Industry representatives, meanwhile, expressed their concerns about the government's plans, saying that the goal to lower CO2 emissions by 40 percent was unrealistic.

Keep talking

Merkel said she expected annual climate-change talks with industry from 2010 onwards would review if the targets were feasible.

She also criticized energy providers for rising prices at the earliest opportunity after price caps expired on July 1.

The government wants to encourage people to improve insulation on their housesImage: picture-alliance/dpa

The energy "summit" in Berlin was the third and last of a series of meetings on how energy-poor Germany can keep the wheels of industry turning and electrical appliances running while reducing emissions.

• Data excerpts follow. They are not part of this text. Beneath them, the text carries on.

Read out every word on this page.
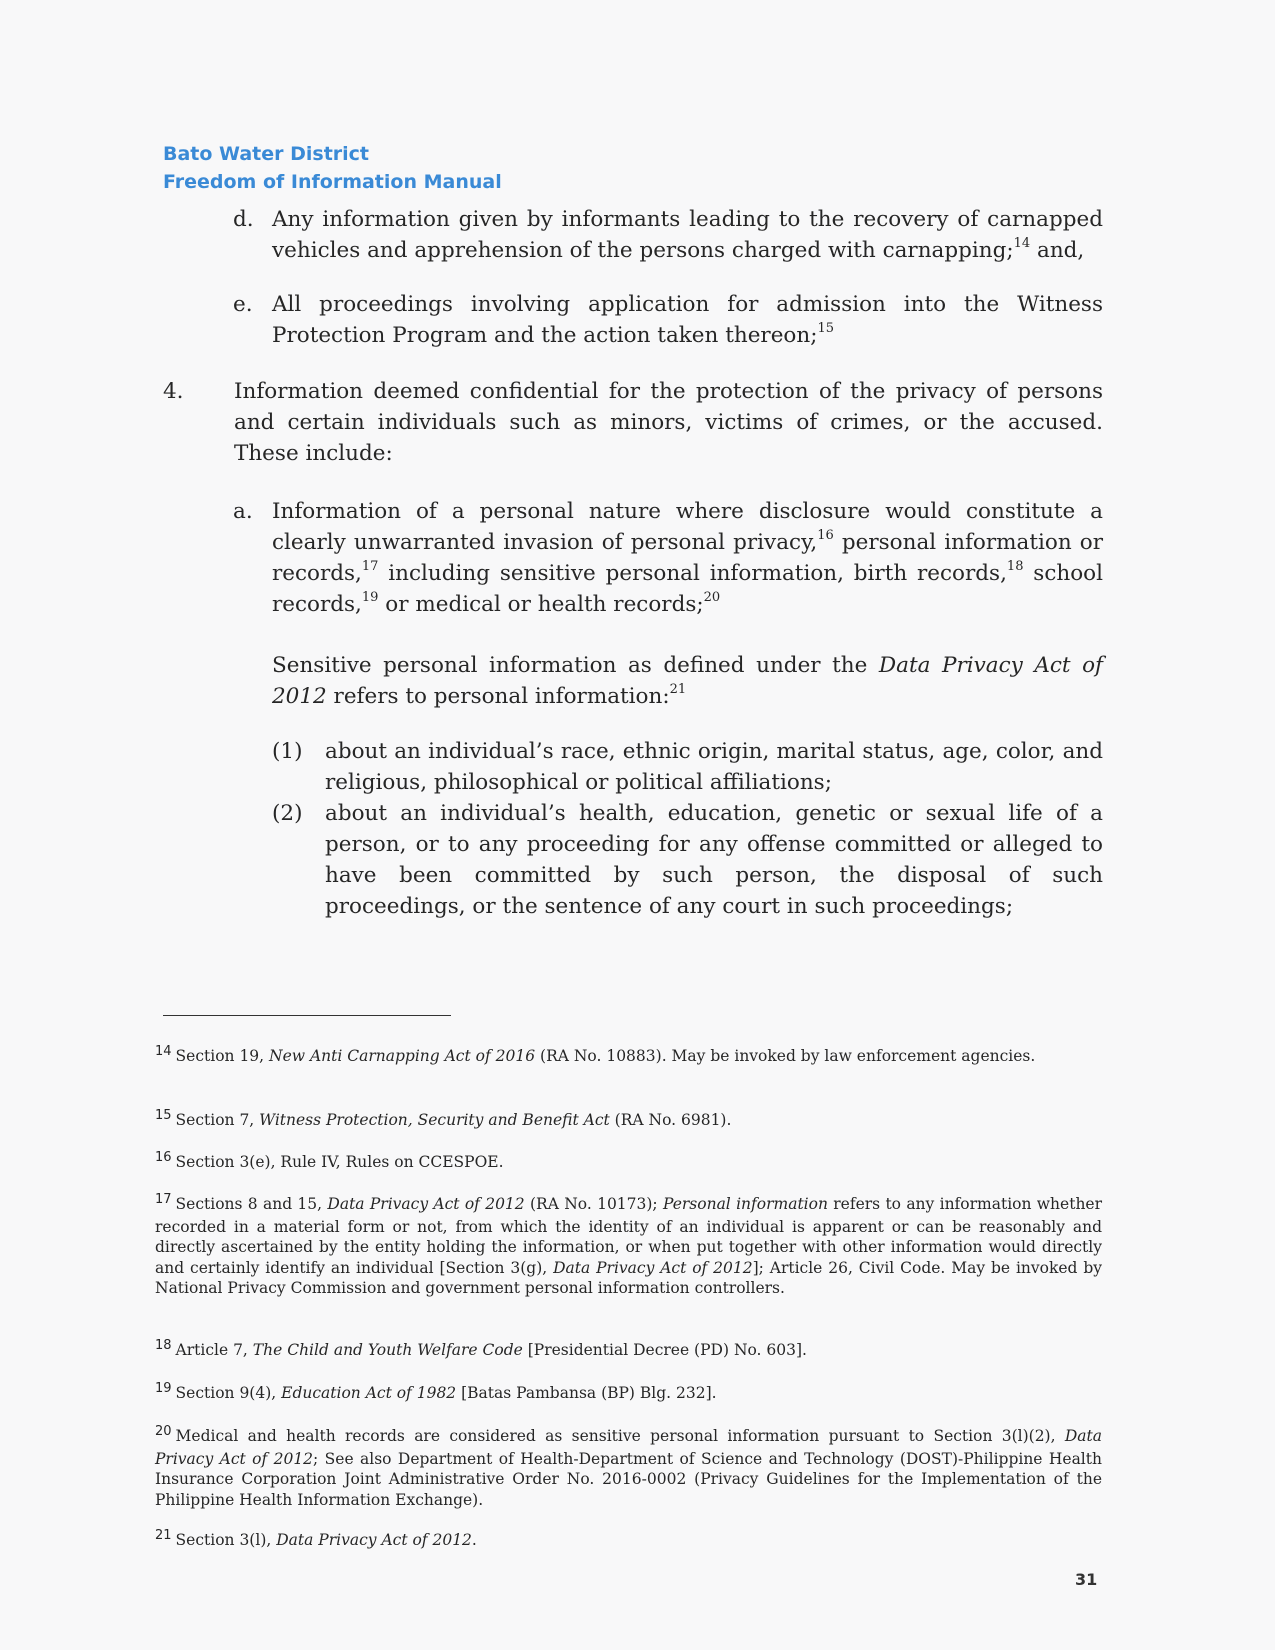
Bato Water District
Freedom of Information Manual
d. Any information given by informants leading to the recovery of carnapped vehicles and apprehension of the persons charged with carnapping;$^{14}$ and,
e. All proceedings involving application for admission into the Witness Protection Program and the action taken thereon;$^{15}$
4. Information deemed confidential for the protection of the privacy of persons and certain individuals such as minors, victims of crimes, or the accused. These include:
a. Information of a personal nature where disclosure would constitute a clearly unwarranted invasion of personal privacy,$^{16}$ personal information or records,$^{17}$ including sensitive personal information, birth records,$^{18}$ school records,$^{19}$ or medical or health records;$^{20}$
Sensitive personal information as defined under the Data Privacy Act of 2012 refers to personal information:$^{21}$
(1) about an individual’s race, ethnic origin, marital status, age, color, and religious, philosophical or political affiliations;
(2) about an individual’s health, education, genetic or sexual life of a person, or to any proceeding for any offense committed or alleged to have been committed by such person, the disposal of such proceedings, or the sentence of any court in such proceedings;
$^{14}$ Section 19, New Anti Carnapping Act of 2016 (RA No. 10883). May be invoked by law enforcement agencies.
$^{15}$ Section 7, Witness Protection, Security and Benefit Act (RA No. 6981).
$^{16}$ Section 3(e), Rule IV, Rules on CCESPOE.
$^{17}$ Sections 8 and 15, Data Privacy Act of 2012 (RA No. 10173); Personal information refers to any information whether recorded in a material form or not, from which the identity of an individual is apparent or can be reasonably and directly ascertained by the entity holding the information, or when put together with other information would directly and certainly identify an individual [Section 3(g), Data Privacy Act of 2012]; Article 26, Civil Code. May be invoked by National Privacy Commission and government personal information controllers.
$^{18}$ Article 7, The Child and Youth Welfare Code [Presidential Decree (PD) No. 603].
$^{19}$ Section 9(4), Education Act of 1982 [Batas Pambansa (BP) Blg. 232].
$^{20}$ Medical and health records are considered as sensitive personal information pursuant to Section 3(l)(2), Data Privacy Act of 2012; See also Department of Health-Department of Science and Technology (DOST)-Philippine Health Insurance Corporation Joint Administrative Order No. 2016-0002 (Privacy Guidelines for the Implementation of the Philippine Health Information Exchange).
$^{21}$ Section 3(l), Data Privacy Act of 2012.
31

The electricity industry in Germany mainly burns fossil fuels to generate power. Some companies are experimenting with sinking carbon dioxide in deep rock instead of sending it up the chimney.

Rethinking nuclear power

The nuclear energy industry has started a campaign to present its plants as climate protectorsImage: AP

The talks also reignited Germany's old debate about nuclear power. Under legislation, all the country's 17 nuclear power stations are to be scrapped by 2021, but some center-right figures favor keeping them operating longer.

Economics Minister Glos, a member of the Christian Social Union, the sister party of Merkel's Christian Democratic Union, favors keeping nuclear power longer so as to hold down CO2 emissions.


Glos said Tuesday that debate about this would continue until the next election in 2009. Gabriel, a Social Democrat, flatly rejected any change in policy.